Contributing Editor: James Brand, Fredrikson & Byron, P.A.
BAP___Snyder_v__Dykes.pdf

            In Snyder v. Dykes, (In re Dykes), 590 B.R. 904 (8th Cir. B.A.P., 2018), joint debtors appealed the denial of their discharge.  The bankruptcy court denied the debtors’ discharge on three separate grounds.  First, the debtors failed to maintain adequate records related to their assets.  Second, the debtors could not account for the disposition of at least four watches valued at over $145,000.  Third, the debtors knowingly failed to disclose a ¾ carat loose diamond in their possession and transfers made for the benefit of their children.  On appeal, the Eighth Circuit B.A.P. affirmed the denial of discharge under 11 U.S.C. § 727(a)(3) on the ground that the debtors failed to maintain records from which their financial condition and transactions could be ascertained. 

            Section 727(a)(3) provides an objective requirement that a debtor must satisfy.  The trial court is required to determine whether the debtor kept the records that someone in similar circumstances would reasonably be expected to keep.  590 B.R. at 910.  Normally, this amount of information must enable creditors to “trace the debtor’s financial history, to ascertain the debtor’s financial condition, and to reconstruct the debtor’s financial transactions.”  Id. (citation omitted). 

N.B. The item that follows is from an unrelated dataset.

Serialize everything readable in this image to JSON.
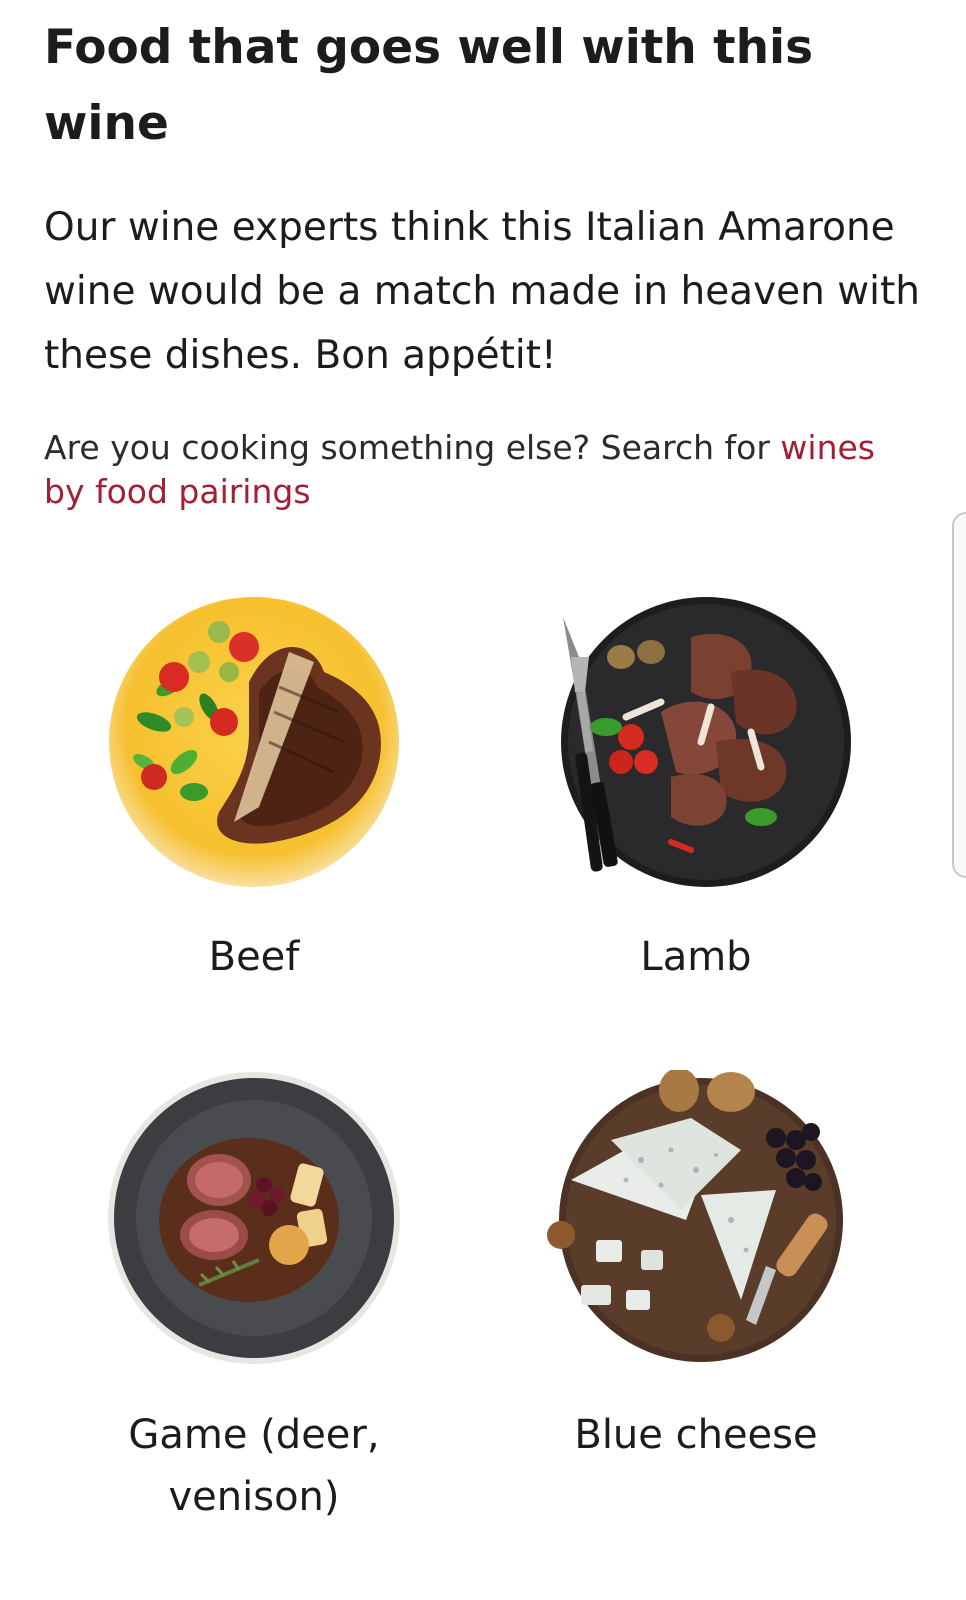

            Deferring to the trial court’s credibility determination, the B.A.P. upheld the factual findings that debtors failed to keep adequate records.  The debtors bought and sold watches worth hundreds of thousands of dollars and yet kept almost no records of those transactions.  The debtors also failed to provide an accounting of personal property worth hundreds of thousands of dollars that was held in storage and then disposed of by the storage company.

             While one can imagine situations where the lack of records may be explained, and the burden-shifting standard of § 727(a)(3) allows for such an explanation, the debtors also did not offer sufficient justification for their failure.  The debtors’ most interesting argument was that they never subjectively believed that they would file for bankruptcy. As a result, they had no reason to keep adequate financial records.  In essence, the debtors were arguing for a good faith exception to the requirement that debtors keep sufficient records from which their financial condition and transactions could be ascertained.  The B.A.P. rejected this argument on the ground that their state of mind was not at issue, as the standard under § 727(a)(3) is objective.  Judgment was affirmed.